AptamiR Therapeutics, Inc.

Oligonucleotide therapeutics (ONTs) represent a growing new class of therapeutic agents aimed at addressing chronic diseases that remain untreatable by small molecules and antibodies. Our goal was to establish a selection of several criteria to design and develop miRNA-based ONTs, focusing on improved chemistry, pharmacokinetics/pharmacodynamics (PK/PD) profiles, and safety characteristics to combat cardiometabolic pandemics. By leveraging our own experimental data obtained from experiments involving miR-22-3p antagomirs and a careful review of the literature, we established a set of seven criteria to optimize the design of miRNA ONTs. These criteria prioritize simplified drug synthesis, optimized PK/PD properties, and reduced potential toxicities. This proposed set of seven criteria represents a novel strategy for developing active cellular targeting miRNA ONTs for various therapeutic indications.

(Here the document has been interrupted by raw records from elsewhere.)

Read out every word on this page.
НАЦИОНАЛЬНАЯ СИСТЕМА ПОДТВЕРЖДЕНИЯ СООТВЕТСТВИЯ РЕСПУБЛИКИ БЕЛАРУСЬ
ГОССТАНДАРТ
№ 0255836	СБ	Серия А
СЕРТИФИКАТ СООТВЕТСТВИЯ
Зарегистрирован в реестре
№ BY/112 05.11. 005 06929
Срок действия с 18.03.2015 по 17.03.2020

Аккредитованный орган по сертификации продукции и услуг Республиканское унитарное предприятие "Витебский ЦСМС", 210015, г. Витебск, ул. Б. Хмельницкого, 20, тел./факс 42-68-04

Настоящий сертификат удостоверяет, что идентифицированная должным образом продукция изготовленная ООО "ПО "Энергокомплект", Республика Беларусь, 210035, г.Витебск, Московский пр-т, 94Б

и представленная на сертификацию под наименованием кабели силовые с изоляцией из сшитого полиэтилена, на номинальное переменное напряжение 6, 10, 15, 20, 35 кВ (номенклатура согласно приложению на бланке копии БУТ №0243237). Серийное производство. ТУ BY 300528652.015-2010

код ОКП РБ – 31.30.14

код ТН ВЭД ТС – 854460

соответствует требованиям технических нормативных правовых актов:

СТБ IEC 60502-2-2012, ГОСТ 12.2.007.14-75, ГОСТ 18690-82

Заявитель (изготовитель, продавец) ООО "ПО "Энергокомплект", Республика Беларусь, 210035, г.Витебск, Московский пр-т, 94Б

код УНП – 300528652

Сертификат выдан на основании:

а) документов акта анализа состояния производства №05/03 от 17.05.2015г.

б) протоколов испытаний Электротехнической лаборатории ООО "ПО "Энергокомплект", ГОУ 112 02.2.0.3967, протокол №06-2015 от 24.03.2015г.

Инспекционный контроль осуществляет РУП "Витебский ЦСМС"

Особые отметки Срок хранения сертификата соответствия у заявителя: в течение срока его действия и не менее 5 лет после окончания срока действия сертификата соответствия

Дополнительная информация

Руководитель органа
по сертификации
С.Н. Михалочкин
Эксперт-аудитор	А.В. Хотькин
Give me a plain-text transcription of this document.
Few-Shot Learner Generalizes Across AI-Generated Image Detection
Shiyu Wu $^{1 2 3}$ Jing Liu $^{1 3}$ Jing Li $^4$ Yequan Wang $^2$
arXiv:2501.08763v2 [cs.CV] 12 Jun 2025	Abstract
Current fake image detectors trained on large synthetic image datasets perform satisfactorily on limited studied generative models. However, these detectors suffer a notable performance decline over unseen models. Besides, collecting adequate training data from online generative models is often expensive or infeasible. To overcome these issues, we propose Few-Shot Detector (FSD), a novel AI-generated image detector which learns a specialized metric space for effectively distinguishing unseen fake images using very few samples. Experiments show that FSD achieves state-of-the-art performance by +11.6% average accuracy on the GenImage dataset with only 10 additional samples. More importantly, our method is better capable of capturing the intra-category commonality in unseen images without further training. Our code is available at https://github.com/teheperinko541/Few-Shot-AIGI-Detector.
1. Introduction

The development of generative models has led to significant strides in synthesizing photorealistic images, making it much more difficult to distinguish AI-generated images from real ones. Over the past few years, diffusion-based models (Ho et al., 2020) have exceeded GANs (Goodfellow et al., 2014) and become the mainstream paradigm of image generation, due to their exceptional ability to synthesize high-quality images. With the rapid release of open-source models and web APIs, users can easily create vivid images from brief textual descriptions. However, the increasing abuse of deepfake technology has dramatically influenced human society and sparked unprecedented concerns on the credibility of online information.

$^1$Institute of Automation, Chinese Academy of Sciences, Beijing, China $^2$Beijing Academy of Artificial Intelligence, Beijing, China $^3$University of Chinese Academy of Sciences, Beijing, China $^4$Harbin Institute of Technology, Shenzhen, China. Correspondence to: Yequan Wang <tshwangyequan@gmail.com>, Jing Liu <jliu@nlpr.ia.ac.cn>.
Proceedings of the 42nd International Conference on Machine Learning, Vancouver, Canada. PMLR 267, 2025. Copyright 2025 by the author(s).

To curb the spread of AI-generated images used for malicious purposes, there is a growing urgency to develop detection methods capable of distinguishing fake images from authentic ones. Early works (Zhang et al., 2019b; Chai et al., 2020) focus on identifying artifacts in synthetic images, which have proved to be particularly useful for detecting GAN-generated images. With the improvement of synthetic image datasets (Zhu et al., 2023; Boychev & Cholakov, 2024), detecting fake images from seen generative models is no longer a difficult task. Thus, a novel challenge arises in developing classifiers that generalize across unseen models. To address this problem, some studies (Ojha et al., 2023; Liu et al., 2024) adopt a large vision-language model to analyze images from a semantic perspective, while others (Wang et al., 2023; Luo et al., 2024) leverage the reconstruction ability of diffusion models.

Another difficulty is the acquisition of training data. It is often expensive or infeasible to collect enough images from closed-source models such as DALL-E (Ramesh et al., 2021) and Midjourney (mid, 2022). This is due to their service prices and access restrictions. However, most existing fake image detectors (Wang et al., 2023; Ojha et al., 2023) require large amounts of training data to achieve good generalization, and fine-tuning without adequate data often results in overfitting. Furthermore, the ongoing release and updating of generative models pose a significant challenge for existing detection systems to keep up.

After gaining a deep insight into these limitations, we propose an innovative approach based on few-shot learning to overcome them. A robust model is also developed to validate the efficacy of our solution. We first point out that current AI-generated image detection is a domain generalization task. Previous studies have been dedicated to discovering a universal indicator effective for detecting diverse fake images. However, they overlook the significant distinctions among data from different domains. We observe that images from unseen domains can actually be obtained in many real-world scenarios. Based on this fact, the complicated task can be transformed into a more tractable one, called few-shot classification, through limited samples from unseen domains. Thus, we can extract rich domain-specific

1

We present here an innovative modular and outsourced model of drug research and development for microRNA oligonucleotide therapeutics (miRNA ONTs). This model is being implemented by a biotechnology company, namely AptamiR Therapeutics, in collaboration with Centers of Excellence in Academic Institutions. Our aim is to develop safe, effective and convenient active targeting miRNA ONT agents for the metabolic pandemic of obesity and metabolic-associated fatty liver disease (MAFLD), as well as deadly ovarian cancer.